Meta exec denies the company artificially boosted Llama 4's benchmark scores

A META Exec denied a rumor on Monday that the company formed its new AI models to present on specific references while concealing the weaknesses of the models.

The executive, Ahmad al-Dahle, vice-president of the generative AI in Meta, said in a post on x That it is “simply not true” that Meta formed her models Llama 4 Maverick and Llama 4 Scout on “test sett”. In AI benchmarks, test sets are data collections used to assess the performance of a model after its training. The training on a set of tests could inflate the reference scores of a model, which makes the model more capable than it really is.

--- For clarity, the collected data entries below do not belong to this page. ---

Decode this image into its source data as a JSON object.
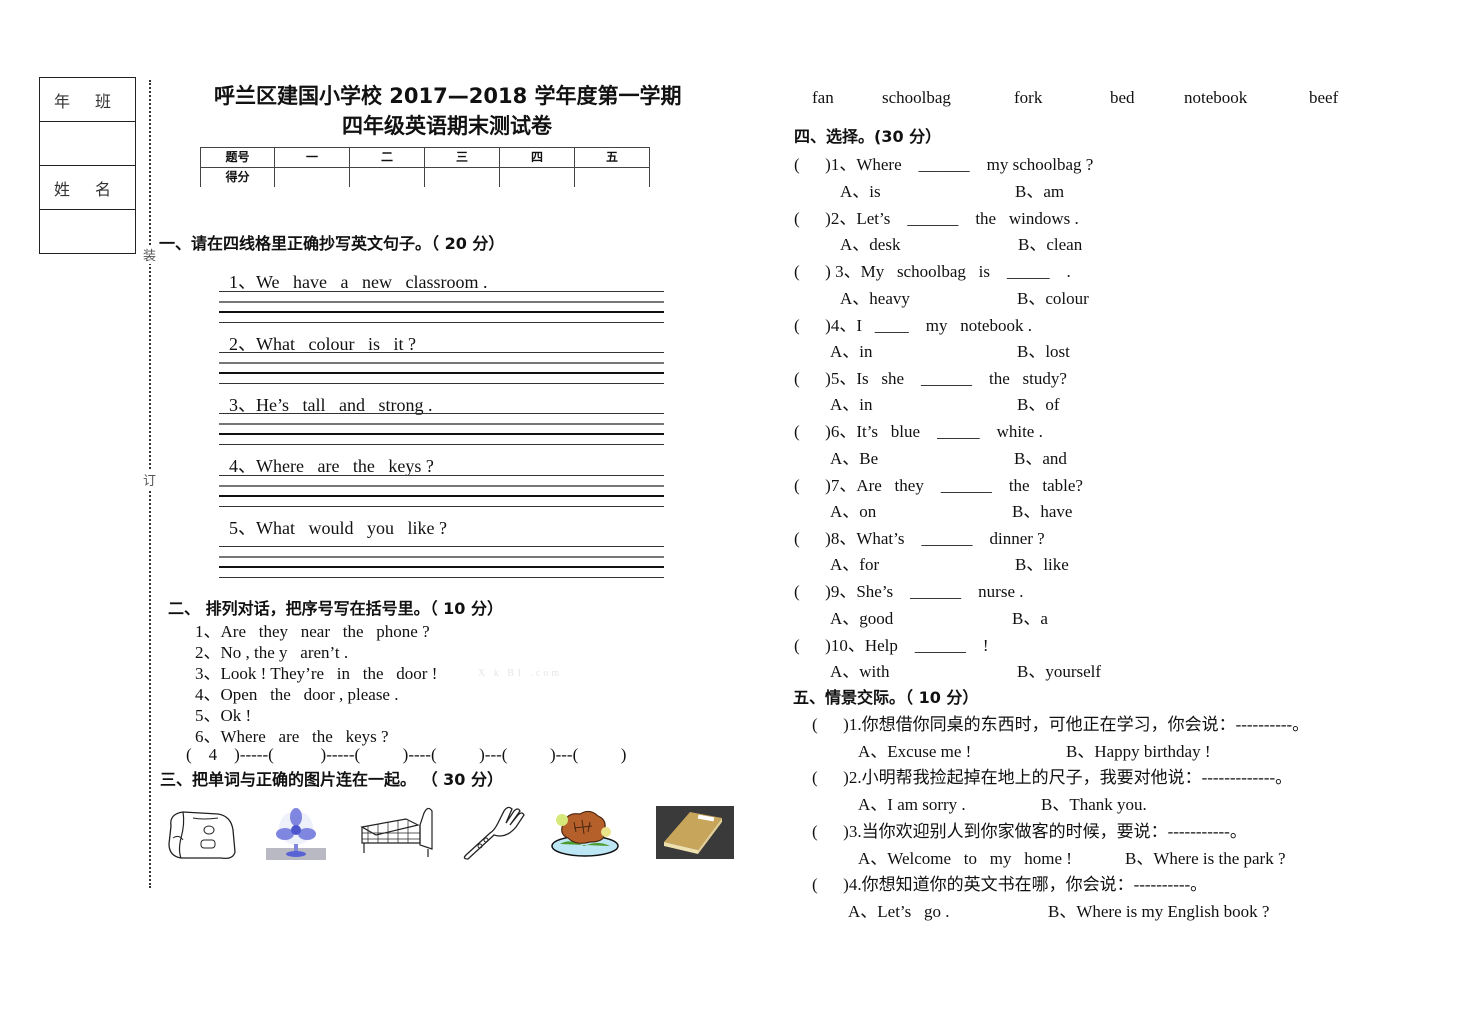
{
  "sidebar": {
    "class_label": "年 班",
    "name_label": "姓 名",
    "binding_marks": [
      "装",
      "订"
    ]
  },
  "header": {
    "title_line1": "呼兰区建国小学校 2017—2018 学年度第一学期",
    "title_line2": "四年级英语期末测试卷"
  },
  "score_table": {
    "header_row": [
      "题号",
      "一",
      "二",
      "三",
      "四",
      "五"
    ],
    "score_row": [
      "得分",
      "",
      "",
      "",
      "",
      ""
    ]
  },
  "section1": {
    "heading": "一、请在四线格里正确抄写英文句子。（ 20 分）",
    "sentences": [
      "1、We   have   a   new   classroom .",
      "2、What   colour   is   it ?",
      "3、He’s   tall   and   strong .",
      "4、Where   are   the   keys ?",
      "5、What   would   you   like ?"
    ]
  },
  "section2": {
    "heading": "二、 排列对话，把序号写在括号里。（ 10 分）",
    "lines": [
      "1、Are   they   near   the   phone ?",
      "2、No , the y   aren’t .",
      "3、Look ! They’re   in   the   door !",
      "4、Open   the   door , please .",
      "5、Ok !",
      "6、Where   are   the   keys ?"
    ],
    "watermark": "X k B1 .com",
    "answer_sequence": "(    4    )-----(           )-----(          )----(          )---(          )---(          )"
  },
  "section3": {
    "heading": "三、把单词与正确的图片连在一起。   （ 30 分）",
    "pictures": [
      "schoolbag",
      "fan",
      "bed",
      "fork",
      "beef",
      "notebook"
    ],
    "words": [
      "fan",
      "schoolbag",
      "fork",
      "bed",
      "notebook",
      "beef"
    ]
  },
  "section4": {
    "heading": "四、选择。(30 分）",
    "questions": [
      {
        "q": "(      )1、Where    ______    my schoolbag ?",
        "a": "A、is",
        "b": "B、am"
      },
      {
        "q": "(      )2、Let’s    ______    the   windows .",
        "a": "A、desk",
        "b": "B、clean"
      },
      {
        "q": "(      ) 3、My   schoolbag   is    _____    .",
        "a": "A、heavy",
        "b": "B、colour"
      },
      {
        "q": "(      )4、I   ____    my   notebook .",
        "a": "A、in",
        "b": "B、lost"
      },
      {
        "q": "(      )5、Is   she    ______    the   study?",
        "a": "A、in",
        "b": "B、of"
      },
      {
        "q": "(      )6、It’s   blue    _____    white .",
        "a": "A、Be",
        "b": "B、and"
      },
      {
        "q": "(      )7、Are   they    ______    the   table?",
        "a": "A、on",
        "b": "B、have"
      },
      {
        "q": "(      )8、What’s    ______    dinner ?",
        "a": "A、for",
        "b": "B、like"
      },
      {
        "q": "(      )9、She’s    ______    nurse .",
        "a": "A、good",
        "b": "B、a"
      },
      {
        "q": "(      )10、Help    ______    !",
        "a": "A、with",
        "b": "B、yourself"
      }
    ]
  },
  "section5": {
    "heading": "五、情景交际。（ 10 分）",
    "questions": [
      {
        "q": "(      )1.你想借你同桌的东西时，可他正在学习，你会说：----------。",
        "a": "A、Excuse me !",
        "b": "B、Happy birthday !"
      },
      {
        "q": "(      )2.小明帮我捡起掉在地上的尺子，我要对他说：-------------。",
        "a": "A、I am sorry .",
        "b": "B、Thank you."
      },
      {
        "q": "(      )3.当你欢迎别人到你家做客的时候，要说：-----------。",
        "a": "A、Welcome   to   my   home !",
        "b": "B、Where is the park ?"
      },
      {
        "q": "(      )4.你想知道你的英文书在哪，你会说：----------。",
        "a": "A、Let’s   go .",
        "b": "B、Where is my English book ?"
      }
    ]
  }
}
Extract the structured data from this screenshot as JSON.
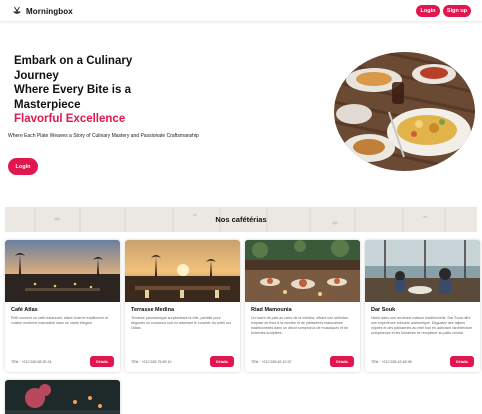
{
  "brand": {
    "name": "Morningbox",
    "icon": "bowl-chopsticks-icon"
  },
  "nav": {
    "login_label": "Login",
    "signup_label": "Sign up"
  },
  "hero": {
    "title_lines": [
      "Embark on a Culinary",
      "Journey",
      "Where Every Bite is a",
      "Masterpiece"
    ],
    "title_accent": "Flavorful Excellence",
    "subtitle": "Where Each Plate Weaves a Story of Culinary Mastery and Passionate Craftsmanship",
    "login_label": "Login"
  },
  "section": {
    "title": "Nos cafétérias"
  },
  "cards": [
    {
      "name": "Café Atlas",
      "description": "Petit convent un café restaurant, atlant charme traditionnel et cuisine moderne marocaine dans un cadre élégant",
      "tel": "TÉlé : +212 530 65 30 24",
      "button": "Détails"
    },
    {
      "name": "Terrasse Medina",
      "description": "Terrasse panoramique surplombant la ville, parfaite pour déguster un couscous tout en admirant le coucher du soleil sur l'Atlas.",
      "tel": "TÉlé : +212 535 75 89 10",
      "button": "Détails"
    },
    {
      "name": "Riad Mamounia",
      "description": "Un havre de paix au cœur de la médina, offrant une sélection exquise de thés à la menthe et de pâtisseries marocaines traditionnelles dans un décor somptueux de mosaïques et de boiseries sculptées.",
      "tel": "TÉlé : +212 535 62 10 97",
      "button": "Détails"
    },
    {
      "name": "Dar Souk",
      "description": "Niché dans une ancienne maison traditionnelle, Dar Souk offre une expérience culinaire authentique. Dégustez des tajines mijotés et des pâtisseries au miel tout en admirant l'architecture somptueuse et les fontaines se remplacer au patio central.",
      "tel": "TÉlé : +212 535 43 45 98",
      "button": "Détails"
    }
  ],
  "colors": {
    "accent": "#e3174f",
    "text": "#111111"
  }
}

During the weekend, an unfounded rumor The fact that the reference results of its new models have started to circulate on X and Reddit. The rumor seems to come from an article on a Chinese social media site of a user claiming to have resigned from Meta to protest against the comparative analysis practices of the company.

Reports that Maverick and Scout perform poorly on Some tasks Food the rumor, as is Meta’s decision to use an experimental and unprecedented version of Maverick to get better scores on the LM Arena reference. Researchers on X have Observed Stark Differences in behavior Du Maverick publicly downloaded from the model hosted on LM Arena.

Al-Dahle recognized that some users saw the “mixed quality” of Maverick and Scout through the various cloud suppliers hosting the models.

“Since we abandoned the models as soon as they were ready, we expect all public implementations to be made up of all public implementations,” said al-Dahle. “We will continue to work on our bugs and integration partners.”